Sans s’attarder à la critique approfondie d’un système qui n’a point fonctionné, on peut remarquer le mélange de chimères et d’idées pratiques qui caractérise le socialisme de ce temps-là. Ce qui était chimérique, c’était de proposer à une Assemblée bourgeoise la création d’un ministère « ayant la mission spéciale de préparer la Révolution sociale », c’est-à-dire le suicide en douceur de la classe qu’elle représentait. Quelques manufacturiers en détresse, auraient, paraît-il, volontiers cédé leurs établissements à l’État, moyennant une indemnité. Mais l’immense majorité de la classe patronale repoussait cette invitation à se laisser mourir et la classe ouvrière n’était ni assez organisée ni assez instruite pour offrir à la réforme projetée un solide point d’appui. Ce qui était dangereux, au point de vue même de Louis Blanc, c’était, en instituant un « budget des travailleurs », de reconstituer au profit de corps privilégiés de nouveaux biens de main-morte. C’était encore l’arbitraire auquel conduisait l’imprécision de certaines formules. Qui fixerait les prix de revient, les salaires, le taux des bénéfices ? On ne le voyait pas clairement. Il faut ajouter aussitôt que l’idée d’un ministère du travail n’était pas cependant si folle, puisqu’elle fut reprise alors par des députés non socialistes sous la forme atténuée d’un Bureau du travail, centralisant tous les renseignements relatifs à la production agricole et industrielle en même temps qu’à la condition des travailleurs ; puisque, depuis lors, soit en Belgique, soit aux États-Unis, soit en France, elle s’est réalisée en bloc ou en détail. Il faut reconnaître en outre que, d’une part, la reprise par l’État des mines, des chemins de fer, de la Banque fait aujourd’hui partie du programme dit radical et que, d’autre part, le socialisme international contemporain a inséré dans ses revendications à peu près toutes celles de Louis Blanc ; socialisation progressive des grands moyens de production, union intime de l’agriculture et de l’industrie, acheminement vers une société collectiviste divisée en associations professionnelles qui se répartiront la besogne et régleront la création des produits d’après les besoins constatés par la statistique.

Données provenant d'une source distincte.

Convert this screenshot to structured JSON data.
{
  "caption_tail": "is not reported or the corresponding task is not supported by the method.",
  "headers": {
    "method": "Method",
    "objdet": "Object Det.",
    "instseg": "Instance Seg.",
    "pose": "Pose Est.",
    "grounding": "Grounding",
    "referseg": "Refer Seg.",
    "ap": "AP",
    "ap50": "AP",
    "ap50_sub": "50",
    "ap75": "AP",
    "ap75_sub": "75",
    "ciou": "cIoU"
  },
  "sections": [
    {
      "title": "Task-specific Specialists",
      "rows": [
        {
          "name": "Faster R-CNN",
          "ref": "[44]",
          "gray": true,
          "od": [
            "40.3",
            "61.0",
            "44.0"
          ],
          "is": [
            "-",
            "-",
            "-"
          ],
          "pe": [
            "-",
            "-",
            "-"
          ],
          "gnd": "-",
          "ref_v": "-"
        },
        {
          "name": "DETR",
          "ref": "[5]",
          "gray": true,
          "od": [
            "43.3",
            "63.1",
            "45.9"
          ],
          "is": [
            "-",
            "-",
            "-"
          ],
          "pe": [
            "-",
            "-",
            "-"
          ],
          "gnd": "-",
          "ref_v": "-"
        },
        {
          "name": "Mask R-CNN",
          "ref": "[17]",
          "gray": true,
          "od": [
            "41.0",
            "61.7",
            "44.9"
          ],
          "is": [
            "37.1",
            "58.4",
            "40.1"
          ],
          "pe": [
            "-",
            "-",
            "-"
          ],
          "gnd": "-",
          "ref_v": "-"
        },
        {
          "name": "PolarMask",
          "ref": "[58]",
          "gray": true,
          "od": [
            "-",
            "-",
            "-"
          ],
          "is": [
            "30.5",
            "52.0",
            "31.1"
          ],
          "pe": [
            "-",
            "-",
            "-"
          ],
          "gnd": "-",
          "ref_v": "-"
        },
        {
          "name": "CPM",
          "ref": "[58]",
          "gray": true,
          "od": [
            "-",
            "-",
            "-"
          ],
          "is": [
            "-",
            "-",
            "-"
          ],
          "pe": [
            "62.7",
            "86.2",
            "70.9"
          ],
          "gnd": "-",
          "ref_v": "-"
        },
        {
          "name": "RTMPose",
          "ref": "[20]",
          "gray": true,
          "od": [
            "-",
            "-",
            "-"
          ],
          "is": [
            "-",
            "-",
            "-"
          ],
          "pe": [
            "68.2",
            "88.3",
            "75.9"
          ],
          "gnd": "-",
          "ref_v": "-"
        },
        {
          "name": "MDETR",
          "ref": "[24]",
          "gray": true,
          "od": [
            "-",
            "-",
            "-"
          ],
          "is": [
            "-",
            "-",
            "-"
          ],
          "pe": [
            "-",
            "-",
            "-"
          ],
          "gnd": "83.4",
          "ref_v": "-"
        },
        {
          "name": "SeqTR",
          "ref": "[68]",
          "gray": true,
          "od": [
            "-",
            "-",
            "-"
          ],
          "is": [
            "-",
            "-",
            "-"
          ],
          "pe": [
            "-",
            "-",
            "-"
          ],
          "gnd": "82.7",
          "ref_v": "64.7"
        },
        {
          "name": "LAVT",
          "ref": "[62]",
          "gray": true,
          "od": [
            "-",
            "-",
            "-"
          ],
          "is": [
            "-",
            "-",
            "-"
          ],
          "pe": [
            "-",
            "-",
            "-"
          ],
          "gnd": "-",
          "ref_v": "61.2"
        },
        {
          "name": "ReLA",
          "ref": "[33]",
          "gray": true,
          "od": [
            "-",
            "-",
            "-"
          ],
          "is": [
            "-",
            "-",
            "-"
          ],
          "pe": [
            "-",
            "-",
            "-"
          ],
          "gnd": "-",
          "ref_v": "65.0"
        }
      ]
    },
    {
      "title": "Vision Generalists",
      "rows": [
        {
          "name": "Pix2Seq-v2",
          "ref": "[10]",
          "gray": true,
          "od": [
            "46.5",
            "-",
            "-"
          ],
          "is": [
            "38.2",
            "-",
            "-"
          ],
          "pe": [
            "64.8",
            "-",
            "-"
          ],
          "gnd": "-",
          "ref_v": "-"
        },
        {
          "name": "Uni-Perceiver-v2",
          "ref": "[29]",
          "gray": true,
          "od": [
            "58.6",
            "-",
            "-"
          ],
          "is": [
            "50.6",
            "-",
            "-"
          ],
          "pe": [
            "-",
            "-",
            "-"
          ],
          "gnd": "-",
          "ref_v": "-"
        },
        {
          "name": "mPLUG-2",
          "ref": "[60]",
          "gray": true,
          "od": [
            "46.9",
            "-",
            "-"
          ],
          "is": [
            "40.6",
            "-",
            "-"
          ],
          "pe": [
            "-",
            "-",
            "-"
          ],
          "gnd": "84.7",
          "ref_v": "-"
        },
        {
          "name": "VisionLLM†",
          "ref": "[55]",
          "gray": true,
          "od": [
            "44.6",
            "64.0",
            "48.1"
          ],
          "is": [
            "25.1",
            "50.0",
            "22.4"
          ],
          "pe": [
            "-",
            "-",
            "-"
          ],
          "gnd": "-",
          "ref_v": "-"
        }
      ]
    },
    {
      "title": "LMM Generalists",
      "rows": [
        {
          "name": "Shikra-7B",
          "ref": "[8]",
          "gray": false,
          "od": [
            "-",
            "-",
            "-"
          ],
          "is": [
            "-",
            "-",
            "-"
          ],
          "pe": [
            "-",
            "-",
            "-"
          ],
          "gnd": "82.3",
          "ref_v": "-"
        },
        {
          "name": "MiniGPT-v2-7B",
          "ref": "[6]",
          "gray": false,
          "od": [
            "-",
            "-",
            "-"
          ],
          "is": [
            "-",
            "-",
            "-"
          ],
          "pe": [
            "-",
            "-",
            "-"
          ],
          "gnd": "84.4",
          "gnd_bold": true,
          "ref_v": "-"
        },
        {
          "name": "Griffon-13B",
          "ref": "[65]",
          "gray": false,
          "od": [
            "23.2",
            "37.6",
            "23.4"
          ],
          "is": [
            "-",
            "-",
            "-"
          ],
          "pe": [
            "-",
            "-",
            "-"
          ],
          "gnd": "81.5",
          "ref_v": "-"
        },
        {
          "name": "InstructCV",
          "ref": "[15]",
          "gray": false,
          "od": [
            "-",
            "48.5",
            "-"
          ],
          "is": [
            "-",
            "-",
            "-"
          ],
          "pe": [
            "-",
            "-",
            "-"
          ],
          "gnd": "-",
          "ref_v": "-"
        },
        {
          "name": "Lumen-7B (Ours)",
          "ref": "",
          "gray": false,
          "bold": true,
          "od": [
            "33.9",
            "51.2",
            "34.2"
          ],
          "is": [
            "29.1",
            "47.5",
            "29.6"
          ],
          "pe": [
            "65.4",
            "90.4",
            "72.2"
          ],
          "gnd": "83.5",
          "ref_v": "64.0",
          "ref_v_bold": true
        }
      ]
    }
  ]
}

En dehors de ce plan d’ensemble voué alors à un insuccès certain, la Commission du Luxembourg réclama diverses mesures qui étaient de nature à modifier le régime du travail et que nous retrouverons plus loin sur notre route. Ce n’est pas tout. Elle fonctionna comme une sorte de tribunal de conciliation dans les conflits économiques qui éclatèrent au lendemain de la Révolution. Querelles entre ouvriers français et ouvriers étrangers, conséquence de la vapeur qui en facilitant et multipliant les communications commence à transformer, dès ce temps-là, le marché national en marché international. Louis Blanc fait prévaloir là les principes de fraternité qui sont à la fois une tradition française et l’essence même de son socialisme. Querelles entre patrons et ouvriers, suscitées par les salaires, la durée de la journée, les règlements d’ateliers. Désireux de rapprocher le capital et le travail, ces deux ennemis inséparables, Louis Blanc fait venir les deux parties devant lui ; ainsi sont conjurées par des arrangements provisoires les grèves des mécaniciens de la grande maison Derosne et Cail, des paveurs, des couvreurs, des boulangers, des chapeliers, des blanchisseurs, des ouvriers en papiers peints, des cochers, des débardeurs, des maréchaux, des vidangeurs, des zingueurs-plombiers, des scieurs de pierres. C’était le germe, la naissance spontanée d’une institution nouvelle. L’État apparaissait comme l’arbitre-né entre les classes de la population qui se trouvent avoir momentanément des intérêts opposés. Louis Blanc fut officieusement, durant trois mois, le grand juge de paix dans le monde du travail.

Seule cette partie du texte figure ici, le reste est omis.